Rule 68(d) now requires (and has since 2007, though since many lawyers haven’t read rules since they left law school that is recently enough to catch a fair number off guard) that objections to an OJ be filed within ten days on pain of waiver. The Boyles argued that objections must be filed when there are mistakes in the OJ but not when there is some basic defect in it that renders it invalid. But they were apparently making that up almost entirely out of whole cloth without authority; the rule makes no such distinctions. The court holds that the offeree must inform the offeror of “any” objections to the OJ.

(link to opinion)

Cuellar v. Vettorel (CA2 8/18/14)

Now that Rule 68 law has – like so much of our tort law and procedure – moved from a world of clear rules to a murky realm of maybes arguments like this are not uncommon.

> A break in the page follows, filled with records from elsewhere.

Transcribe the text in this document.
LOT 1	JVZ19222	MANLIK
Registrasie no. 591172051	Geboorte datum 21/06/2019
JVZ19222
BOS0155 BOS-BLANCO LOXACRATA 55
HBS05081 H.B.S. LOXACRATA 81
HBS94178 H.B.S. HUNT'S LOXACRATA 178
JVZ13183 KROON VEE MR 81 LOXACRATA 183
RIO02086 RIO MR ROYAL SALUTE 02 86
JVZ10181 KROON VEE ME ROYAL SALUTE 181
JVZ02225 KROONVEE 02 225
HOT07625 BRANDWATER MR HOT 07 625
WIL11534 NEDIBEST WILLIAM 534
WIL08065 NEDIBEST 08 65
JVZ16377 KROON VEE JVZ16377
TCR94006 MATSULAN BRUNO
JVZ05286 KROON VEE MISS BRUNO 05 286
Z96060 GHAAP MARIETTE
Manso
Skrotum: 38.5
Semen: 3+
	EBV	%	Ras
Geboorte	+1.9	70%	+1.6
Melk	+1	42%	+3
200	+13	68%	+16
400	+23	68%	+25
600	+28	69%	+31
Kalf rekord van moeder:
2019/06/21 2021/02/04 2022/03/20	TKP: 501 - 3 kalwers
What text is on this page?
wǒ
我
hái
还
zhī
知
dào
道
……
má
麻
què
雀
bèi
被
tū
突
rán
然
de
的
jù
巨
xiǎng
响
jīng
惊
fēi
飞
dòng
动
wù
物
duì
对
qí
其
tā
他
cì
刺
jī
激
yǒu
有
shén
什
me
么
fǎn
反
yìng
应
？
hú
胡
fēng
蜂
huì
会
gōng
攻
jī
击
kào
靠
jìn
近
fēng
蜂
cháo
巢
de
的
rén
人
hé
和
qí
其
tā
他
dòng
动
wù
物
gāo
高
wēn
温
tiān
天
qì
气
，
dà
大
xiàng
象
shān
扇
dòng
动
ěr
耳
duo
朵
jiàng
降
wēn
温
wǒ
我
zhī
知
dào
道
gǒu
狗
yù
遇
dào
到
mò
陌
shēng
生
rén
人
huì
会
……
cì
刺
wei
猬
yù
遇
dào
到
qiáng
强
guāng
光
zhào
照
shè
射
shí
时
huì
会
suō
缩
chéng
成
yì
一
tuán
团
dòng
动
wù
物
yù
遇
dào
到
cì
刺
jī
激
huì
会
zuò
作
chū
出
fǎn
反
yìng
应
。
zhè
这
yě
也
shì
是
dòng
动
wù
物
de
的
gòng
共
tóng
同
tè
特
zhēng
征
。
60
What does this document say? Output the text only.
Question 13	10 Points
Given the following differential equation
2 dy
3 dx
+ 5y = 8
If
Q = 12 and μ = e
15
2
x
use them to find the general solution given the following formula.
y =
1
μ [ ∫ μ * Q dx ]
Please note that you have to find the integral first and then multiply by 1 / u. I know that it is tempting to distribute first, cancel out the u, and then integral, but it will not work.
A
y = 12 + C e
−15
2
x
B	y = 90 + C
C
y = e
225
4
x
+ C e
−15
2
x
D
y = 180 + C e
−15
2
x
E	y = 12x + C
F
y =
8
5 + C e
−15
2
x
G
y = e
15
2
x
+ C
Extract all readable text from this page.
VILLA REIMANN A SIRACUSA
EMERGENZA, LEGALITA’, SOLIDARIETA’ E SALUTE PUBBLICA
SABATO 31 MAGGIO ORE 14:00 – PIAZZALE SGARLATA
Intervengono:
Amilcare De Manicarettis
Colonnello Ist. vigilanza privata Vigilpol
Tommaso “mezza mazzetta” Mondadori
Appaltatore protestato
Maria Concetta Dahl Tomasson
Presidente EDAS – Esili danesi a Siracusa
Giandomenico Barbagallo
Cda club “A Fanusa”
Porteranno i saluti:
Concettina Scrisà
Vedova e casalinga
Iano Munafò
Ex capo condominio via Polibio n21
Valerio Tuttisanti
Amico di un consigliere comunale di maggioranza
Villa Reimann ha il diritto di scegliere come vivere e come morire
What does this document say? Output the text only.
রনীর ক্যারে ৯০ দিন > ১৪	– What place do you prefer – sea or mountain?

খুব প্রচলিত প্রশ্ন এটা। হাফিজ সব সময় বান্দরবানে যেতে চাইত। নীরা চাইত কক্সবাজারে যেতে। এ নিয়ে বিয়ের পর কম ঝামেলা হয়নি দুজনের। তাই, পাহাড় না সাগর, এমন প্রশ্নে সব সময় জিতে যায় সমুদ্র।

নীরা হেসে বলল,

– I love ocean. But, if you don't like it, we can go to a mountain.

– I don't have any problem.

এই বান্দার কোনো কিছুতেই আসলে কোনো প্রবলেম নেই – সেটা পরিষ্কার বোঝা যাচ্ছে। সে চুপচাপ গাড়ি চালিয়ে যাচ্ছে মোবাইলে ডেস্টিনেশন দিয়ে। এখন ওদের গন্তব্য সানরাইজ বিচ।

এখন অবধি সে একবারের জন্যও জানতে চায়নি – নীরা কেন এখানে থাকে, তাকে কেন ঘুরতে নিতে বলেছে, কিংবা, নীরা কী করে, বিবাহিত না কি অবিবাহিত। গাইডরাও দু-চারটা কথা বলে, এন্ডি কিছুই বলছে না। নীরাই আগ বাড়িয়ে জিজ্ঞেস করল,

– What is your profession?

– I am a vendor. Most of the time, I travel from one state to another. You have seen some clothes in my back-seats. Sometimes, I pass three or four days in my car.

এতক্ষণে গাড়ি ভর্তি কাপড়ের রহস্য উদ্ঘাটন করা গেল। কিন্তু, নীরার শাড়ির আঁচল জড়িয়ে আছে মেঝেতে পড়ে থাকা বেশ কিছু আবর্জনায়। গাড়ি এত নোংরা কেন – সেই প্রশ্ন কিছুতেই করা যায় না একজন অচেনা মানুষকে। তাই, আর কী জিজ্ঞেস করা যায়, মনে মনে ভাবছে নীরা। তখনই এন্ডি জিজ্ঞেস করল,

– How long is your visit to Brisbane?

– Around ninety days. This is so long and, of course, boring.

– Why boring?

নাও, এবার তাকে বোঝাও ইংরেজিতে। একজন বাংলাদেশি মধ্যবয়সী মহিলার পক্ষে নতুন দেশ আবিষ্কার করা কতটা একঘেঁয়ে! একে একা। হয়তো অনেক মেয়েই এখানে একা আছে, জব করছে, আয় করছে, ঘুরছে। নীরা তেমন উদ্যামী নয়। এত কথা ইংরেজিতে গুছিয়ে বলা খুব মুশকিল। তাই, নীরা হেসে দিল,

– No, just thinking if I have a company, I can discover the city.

In this personal-injury case the defendant made an Offer of Judgment “contingent on the satisfaction of all liens.” At trial the plaintiff received an award that was less than the OJ but more than she would have ended up with had she accepted it and used it to pay her liens. Her lawyer therefore argued that she shouldn’t have to pay Rule 68 sanctions, that the lien amount shouldn’t count. The trial court disagreed; she appealed.

The Court of Appeals affirms. The plaintiff had an Alaska Supreme Court case but the court distinguishes it and says that in any event the terms of our rule do not permit correcting for liens. Even if they did, the result would be an improper comparison between an OJ that did not include liens and a trial award that did.

Whether lien language in an OJ is technically necessary or not, liens have become enough of a problem that its inclusion is understandable. This is an uncommon example of a qualification on an OJ that doesn’t either nullify it or, even if valid under the present version of the rule, make its application difficult to compute.